Helping students improve their reading levels is more important than ever before. Reading proficiency scores have been essentially unchanged for high school seniors since the 1970s, and fewer students read for fun (40% of 17-year-olds read for fun either “almost every day” or “once or twice a week”, down from 64% in 1984).
Some studies suggest that fewer students are ready for college-level reading by the time they graduate from high school than would be expected given their performance levels in the 8th and 10th grades, suggesting that a drop-off occurs in college-ready literacy between the 8th and 12th grades. WIth the Common Core being implemented across the nation, there is greater urgency to pay attention to high schooler’s reading levels.
There are many ways teachers can help their students improve reading levels, but we’ve found, in our work with students, that one of most effective ways is to get them excited about reading.
Easier said than done, right? Especially given that upwards of 40 percent of students are disengaged in school.
We totally agree. But, all the same, since turning students into readers is perhaps the most important and noble thing that we as teachers can do, here are some ideas for what works with our students (we’d love to hear yours, too):
Experiment with texts outside of the cannon
Many english curriculums are (understandably) structured around great canonical works - like The Great Gatsby or The Scarlet Letter. In our work with students, we often find that they are less engaged by these classic works than with texts that are modern or speak to their direct experiences. That doesn’t mean that these works need to go away. Some ways to keep the canon but also try new things include assigning contemporary articles to accompany a canonical work (like articles about class conflict or materialism to go with Gatsby) or a unit on only essays and persuasive writing. It’s a great way to build towards the 70% non-fiction common core requirement.
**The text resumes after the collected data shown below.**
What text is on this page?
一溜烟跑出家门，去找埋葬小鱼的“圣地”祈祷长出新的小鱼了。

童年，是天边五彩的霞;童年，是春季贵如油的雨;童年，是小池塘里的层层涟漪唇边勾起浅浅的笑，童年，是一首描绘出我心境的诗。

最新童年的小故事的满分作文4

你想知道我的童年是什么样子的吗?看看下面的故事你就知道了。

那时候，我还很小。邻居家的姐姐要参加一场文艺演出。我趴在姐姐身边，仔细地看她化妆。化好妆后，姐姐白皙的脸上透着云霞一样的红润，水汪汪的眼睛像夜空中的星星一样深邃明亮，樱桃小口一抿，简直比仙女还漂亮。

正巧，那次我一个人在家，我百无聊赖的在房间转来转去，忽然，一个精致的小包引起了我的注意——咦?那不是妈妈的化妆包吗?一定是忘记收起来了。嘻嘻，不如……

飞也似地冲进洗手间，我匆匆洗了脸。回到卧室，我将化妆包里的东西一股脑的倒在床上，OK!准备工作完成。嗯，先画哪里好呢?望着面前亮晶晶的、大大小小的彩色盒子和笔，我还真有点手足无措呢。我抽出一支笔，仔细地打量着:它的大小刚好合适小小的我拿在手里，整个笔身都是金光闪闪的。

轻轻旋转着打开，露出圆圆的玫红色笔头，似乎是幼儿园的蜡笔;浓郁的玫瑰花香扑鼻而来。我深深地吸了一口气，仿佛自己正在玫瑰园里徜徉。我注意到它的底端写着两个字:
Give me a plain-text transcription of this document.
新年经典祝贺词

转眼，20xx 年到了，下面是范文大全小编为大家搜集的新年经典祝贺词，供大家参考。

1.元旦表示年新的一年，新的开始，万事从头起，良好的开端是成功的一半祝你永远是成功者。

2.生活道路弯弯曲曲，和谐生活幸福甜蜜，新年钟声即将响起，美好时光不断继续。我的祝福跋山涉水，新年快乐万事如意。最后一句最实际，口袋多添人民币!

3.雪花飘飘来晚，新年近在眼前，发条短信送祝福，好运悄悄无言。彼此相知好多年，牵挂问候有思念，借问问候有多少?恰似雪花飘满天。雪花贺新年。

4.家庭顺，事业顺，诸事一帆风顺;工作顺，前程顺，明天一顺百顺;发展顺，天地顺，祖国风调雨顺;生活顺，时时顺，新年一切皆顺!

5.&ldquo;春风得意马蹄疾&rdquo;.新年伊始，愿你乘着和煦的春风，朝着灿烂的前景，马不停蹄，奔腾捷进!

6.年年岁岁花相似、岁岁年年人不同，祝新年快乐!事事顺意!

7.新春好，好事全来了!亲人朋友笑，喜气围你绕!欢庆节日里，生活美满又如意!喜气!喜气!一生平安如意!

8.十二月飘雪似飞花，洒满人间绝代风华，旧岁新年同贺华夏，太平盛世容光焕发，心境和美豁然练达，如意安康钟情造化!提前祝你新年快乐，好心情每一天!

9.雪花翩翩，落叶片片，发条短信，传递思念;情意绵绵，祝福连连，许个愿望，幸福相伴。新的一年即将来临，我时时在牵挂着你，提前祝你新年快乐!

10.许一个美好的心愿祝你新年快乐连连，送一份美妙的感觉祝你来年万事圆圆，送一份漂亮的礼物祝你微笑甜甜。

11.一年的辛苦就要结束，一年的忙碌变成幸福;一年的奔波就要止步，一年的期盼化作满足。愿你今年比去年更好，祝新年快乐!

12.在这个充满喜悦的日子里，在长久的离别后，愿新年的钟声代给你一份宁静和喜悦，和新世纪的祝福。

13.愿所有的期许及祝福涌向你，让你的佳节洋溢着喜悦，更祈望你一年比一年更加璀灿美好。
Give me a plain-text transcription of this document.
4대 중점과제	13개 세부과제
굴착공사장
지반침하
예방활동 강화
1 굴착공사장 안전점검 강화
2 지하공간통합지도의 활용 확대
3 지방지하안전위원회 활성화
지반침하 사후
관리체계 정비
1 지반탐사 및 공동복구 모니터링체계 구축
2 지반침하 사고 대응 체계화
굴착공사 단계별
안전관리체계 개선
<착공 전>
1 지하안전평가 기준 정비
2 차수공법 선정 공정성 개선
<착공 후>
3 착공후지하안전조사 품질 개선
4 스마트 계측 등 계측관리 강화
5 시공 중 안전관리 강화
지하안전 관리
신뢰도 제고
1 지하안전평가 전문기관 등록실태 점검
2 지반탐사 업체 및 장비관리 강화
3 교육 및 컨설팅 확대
Books are the core foundation of reading, and the meat-and-potatoes of a reading meal. But articles and short stories are the amuse-bouche, the appetizer that makes a reader want more, and gives them the chance to sample many tastes. We’ve found that shorter works can be a great entry point to more advanced reading. Later, students can move onto books.
Let them curate their reading journey
Many teachers give free reading time, but another option might be to let students choose what articles they want to read, perhaps all on one theme.
Push them to figure out what they’re actually interested in.
It’s hard to do in a big class, but if you find a few minutes with a student, push them to discover what they’re really interested in. Everyone likes movies and sports - they’re designed to be enjoyed and consumed! What really gets them fired up? Politics? Business? Psychology? History? Technology? Philosophy? Who are their heroes?
Students are always more engaged by what’s happening now.
Obviously, there are many, many ways to get students engaged with reading, but these are a few that we’ve found to be particularly effective with our students.